はーい、という返事をして私はノートの上にシャーペンを置いた。
リビングに行くと、明らかにいら立っている父親がいた。
怒っている理由はわかっている。
「奏、この成績はなんだ?」医者である父親は問い詰めた。
「数学は、学年で上位50位くらいじゃないとまずいんじゃないか。数学ができないと、医学部は絶対無理だ。」
そう言って父親が指し示す私の順位は100位。
確かに、私の数学の成績は下がってきている。それは火を見るより明らかだった。
もちろん、自分が勉強しなかったのが悪いのだから、まったく反論できない。
怒られるのが嫌だったら、夜遅くまで小説を読むのをやめて、ちゃんと勉強すればいい。簡単なこと。
そう、父親はいつも正しい。
正しいけど間違ってる、気がする。
端的に言えば、私が間違っているのは明らか。
しかし、父親も間違っているんじゃないだろうか。私は医者になんてなりたくないし、医者になるために勉強するなんてもっと嫌だった。
私は父親が軽蔑する文系の歴史、特に世界史が好きだった。医者と歴史学者を比べて、医者の方が偉いという保証はない。(逆も同じだけれど)したがって文系だから蔑まれる。というのはおかしいことだと私は思っていた。
私はそれを父親に言ったことがなかった。
人に物を伝える、ということが苦手なのだった。たとえ、それがたった一人の家族であっても。
間違いを指摘できない自分が、悔しい。とても悔しい。
私はうつむいた。
父親の視線を感じる。それは岩のように重く、ナイフのように鋭利だった。
「そうか、だまっているのか……。それなら、奏……ピアノをやめなさい」
「えっ……」
父親は私に死ねと言った。
それと同じことだった。
なら、死んでやる。
私はうつむいたまま、自分の部屋に戻った。
涙が頬をつたっていく。
死んでやる、消えてやる。
これまで、そういう気持ちになったときはピアノを弾いていたのに、父親はそれさえ奪った。
私は、ベッドと机と、ピアノしかない地味な部屋のドアを思いっきり大きな音を出して閉め、鍵をかけて、勉強机の引き出しを開けた。
中に入っているのは黄色のカッターナイフ。
カチカチと音をさせて刃を出す。
それを頚動脈に持っていく。
冷酷な刃が首筋に触れる。
冷たい。死の冷たさだ、と思った。
さあ、手を動かせ。
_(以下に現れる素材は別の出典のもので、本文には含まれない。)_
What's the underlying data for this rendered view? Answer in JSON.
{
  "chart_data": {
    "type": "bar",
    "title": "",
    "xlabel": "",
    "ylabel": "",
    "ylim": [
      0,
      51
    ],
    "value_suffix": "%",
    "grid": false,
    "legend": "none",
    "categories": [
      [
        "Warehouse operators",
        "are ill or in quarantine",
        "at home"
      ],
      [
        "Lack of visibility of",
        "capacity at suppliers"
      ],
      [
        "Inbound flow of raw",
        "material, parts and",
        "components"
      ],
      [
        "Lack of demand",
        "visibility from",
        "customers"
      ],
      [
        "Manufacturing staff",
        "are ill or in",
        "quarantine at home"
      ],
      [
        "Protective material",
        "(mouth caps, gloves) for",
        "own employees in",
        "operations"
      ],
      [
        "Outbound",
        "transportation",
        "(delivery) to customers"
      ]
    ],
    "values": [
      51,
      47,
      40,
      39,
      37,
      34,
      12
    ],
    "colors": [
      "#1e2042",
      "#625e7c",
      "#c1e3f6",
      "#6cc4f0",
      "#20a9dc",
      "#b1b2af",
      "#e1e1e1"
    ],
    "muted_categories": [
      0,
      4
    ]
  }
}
そうすれば……死ねる。
手が震えた。
死にたかった。
けれど…………
死ぬのは怖かった。
手からカッターナイフが滑り落ちた。
それは床に当たってカツンという硬い音を立て、私の心の弱さを証明した。
私は、数学を理解しようと努力できる我慢強さも、父親に言い返す勇気も、死ぬ度胸さえも持ち合わせてはいなかった。
この世に神というものが存在するなら、私はそれを呪った。
床に落ちたカッターナイフを拾い上げた。
その刃は、蛍光灯の光を受けて銀色に光っていた。
カッターナイフを白い左手首に押し当て、切り裂いた。
鋭い痛みともに、鮮やかな紅の血が流れる。
流れた血の分だけ心が軽くなった気がした。
私はその時点では、それが悪夢のはじまりであることを知らなかった。